How to master the etiquette of the Out Of Office email
In ridiculous patent news, it was revealed earlier this year that IBM owns US Patent no. 9547842 — the patent on Out Of Office (OOO) email replies. That’s right, the automatic responses you’ve used every time you’ve been on holiday for the two last decades, without ever thinking once, “You know what, this could be a lucrative piece of intellectual property.”
To be fair to IBM, it has said the patenting is “defensive”. This means that it will not enforce the patent. Rather, it has taken it out to ensure that “patent trolls” won’t be able to patent OOO and then sue companies for using it. A heroic social service, for the good of mankind?
Maybe. There remains the worry that at a future date, the patent could be sold as part of a portfolio to a less scrupulous company, which will then attempt to turn the words “annual leave” into a billion dollar revenue stream.
Those two little words are employed a lot at this time of year, and for most of us, our OOO concerns are less lofty and lawyerly. If we receive an OOO response, we might find it annoying. If we use OOO ourselves, me might annoy others. For something so trivial, OOO can evoke very strong responses. So how best to say you’re away? And how should you react to the OOOs of others?
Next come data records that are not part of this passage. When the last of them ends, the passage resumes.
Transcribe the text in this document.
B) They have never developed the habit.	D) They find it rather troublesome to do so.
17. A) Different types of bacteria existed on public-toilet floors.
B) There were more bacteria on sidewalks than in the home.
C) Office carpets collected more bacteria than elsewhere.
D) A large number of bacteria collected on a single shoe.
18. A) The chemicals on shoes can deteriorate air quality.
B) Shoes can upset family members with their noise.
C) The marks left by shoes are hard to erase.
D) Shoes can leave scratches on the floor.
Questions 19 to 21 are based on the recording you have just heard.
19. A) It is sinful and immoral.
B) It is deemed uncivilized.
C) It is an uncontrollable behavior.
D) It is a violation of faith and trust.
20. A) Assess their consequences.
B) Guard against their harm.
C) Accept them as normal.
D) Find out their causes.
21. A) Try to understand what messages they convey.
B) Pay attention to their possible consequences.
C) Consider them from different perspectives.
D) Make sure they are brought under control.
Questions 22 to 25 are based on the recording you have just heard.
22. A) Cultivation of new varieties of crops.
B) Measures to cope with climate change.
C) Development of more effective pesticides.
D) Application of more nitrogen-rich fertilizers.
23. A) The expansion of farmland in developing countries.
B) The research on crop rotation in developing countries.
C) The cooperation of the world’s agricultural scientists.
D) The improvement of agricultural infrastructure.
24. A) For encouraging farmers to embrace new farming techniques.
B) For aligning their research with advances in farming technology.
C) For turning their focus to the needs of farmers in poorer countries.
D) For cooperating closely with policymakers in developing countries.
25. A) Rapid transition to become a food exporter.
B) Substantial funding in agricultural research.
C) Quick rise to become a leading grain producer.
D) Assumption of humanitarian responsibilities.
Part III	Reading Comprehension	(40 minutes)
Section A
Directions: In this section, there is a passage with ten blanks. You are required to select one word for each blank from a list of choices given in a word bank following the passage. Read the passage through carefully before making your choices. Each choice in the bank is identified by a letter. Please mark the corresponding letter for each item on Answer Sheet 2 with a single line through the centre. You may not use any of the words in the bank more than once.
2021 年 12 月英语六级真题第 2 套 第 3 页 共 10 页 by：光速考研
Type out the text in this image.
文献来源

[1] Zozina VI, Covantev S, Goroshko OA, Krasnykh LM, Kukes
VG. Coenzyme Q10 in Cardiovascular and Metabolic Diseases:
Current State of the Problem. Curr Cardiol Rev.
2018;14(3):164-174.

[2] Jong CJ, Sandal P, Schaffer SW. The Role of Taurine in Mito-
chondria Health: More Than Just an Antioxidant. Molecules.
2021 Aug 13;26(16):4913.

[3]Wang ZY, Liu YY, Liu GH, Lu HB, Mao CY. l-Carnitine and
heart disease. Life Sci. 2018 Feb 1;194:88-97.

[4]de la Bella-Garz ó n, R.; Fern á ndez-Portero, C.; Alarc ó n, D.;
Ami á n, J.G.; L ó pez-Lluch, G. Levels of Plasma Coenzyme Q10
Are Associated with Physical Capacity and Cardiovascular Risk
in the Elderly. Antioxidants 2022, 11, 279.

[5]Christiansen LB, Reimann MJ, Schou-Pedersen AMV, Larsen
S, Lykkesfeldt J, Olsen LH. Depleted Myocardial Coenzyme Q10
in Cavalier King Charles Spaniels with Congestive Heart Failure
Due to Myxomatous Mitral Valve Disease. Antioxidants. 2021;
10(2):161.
First, a word on the psychology of OOO. People tend to expect that their emails will result in an instant (or at least very speedy) response. When you get an OOO reply these expectations are dashed so very, very cruelly, in a “Computer Says No” kind of way. It’s a bit like being given the finger by the internet.
It’s easy to react badly to this blithe put-down and start thinking about how much you hate OOO notices and how you can’t believe Dave used the words “Annual Leave” when he’s actually on holiday in the South of France and how this literally makes him the The Worst Man In The Office.
Obviously this is ridiculous, so chill and take a deep breath. Dave is allowed to go on holiday. He probably just wrote “annual leave” because everyone in your company uses terrible jargon. Did you yourself not use the phrase “authentic values” in last week’s meeting? You know you did.
Next, ask yourself if your query is so important that it can’t wait two weeks. It isn’t, is it? Very few things are. Ask Dave when he comes back, preferably face to face. Ask him about his holiday too.
When it comes to composing your own OOO, you may realise there is something to this “annual leave” stuff after all. The thing is, although “I’m on holiday” is more charming and less corporate, it suggests you are sunning yourself on a beach somewhere.
“Cybercriminals can work out that you’re away, look up your address and burgle your house,” warns Monica Seeley, an expert in email management and the author of Brilliant Email. In fact, she adds, for this reason, some companies have a No OOO (or perhaps a NOOOO!) policy.
Practically speaking, there are three pieces of information a decent OOO should convey. The first is that you are away. The second is when you get back. And the third is a contact if it’s important.
Laura Carus, creative director of language consultancy The Writer, advises that you keep it short and sweet. “No-one wants an essay, either about how you are in a mountain town in Sardinia or about the 14 people they can contact for every eventuality.” As for “annual leave” she advises you just say you’re away, “No-one says ‘Annual Leave’ in normal conversation.”
You should give a contact, in case the message is important. But you shouldn’t make it too easy. Just give a colleague’s name and an email address. Don’t tell people to call you if it’s urgent. This is a very quick way to discover that you have a client who thinks that a meeting in three months’ time is urgent. Even though you are on holiday. In Vietnam. And it’s 4am your time.
Never put your OOO on to say you’re going into a meeting for three hours. You are not that important. If you were, you would have a PA dealing with your emails.
Ms Seeley suggests that real email pros can do all sorts of clever things. These involve using “rules” for Outlook so that different messages go to do different places. You might, for instance, write a rule which ensures that all emails from certain clients go to a colleague who is looking after things while you’re away, but that the emails from your Yogalates instructor stay in your inbox.
Remember your marketplace too. If you are a highend travel company, your customers may have very different expectations than if you run a garden stone business. Similarly be careful about the extra information you give out. Saying you’re at a conference in Vegas could suggest to a client, “As you can see, this company has money to burn — probably because it overcharges you.”
Can you be funny? It depends on your company, its clients and its culture. Ms Carus thinks a little humour can go down well. “We had one a while back that said, ‘’I’m at the physio. Trampolines are dangerous.’ A touch of personality can be nice.”
A really bold move is to declare email bankruptcy. Say, “I am away for two weeks and will be deleting all emails that arrive during this time. If it is important please email me again after my return on the 17 th.”
You need email nerves of steel for this one.
Advertising your whereabouts is not always a good idea.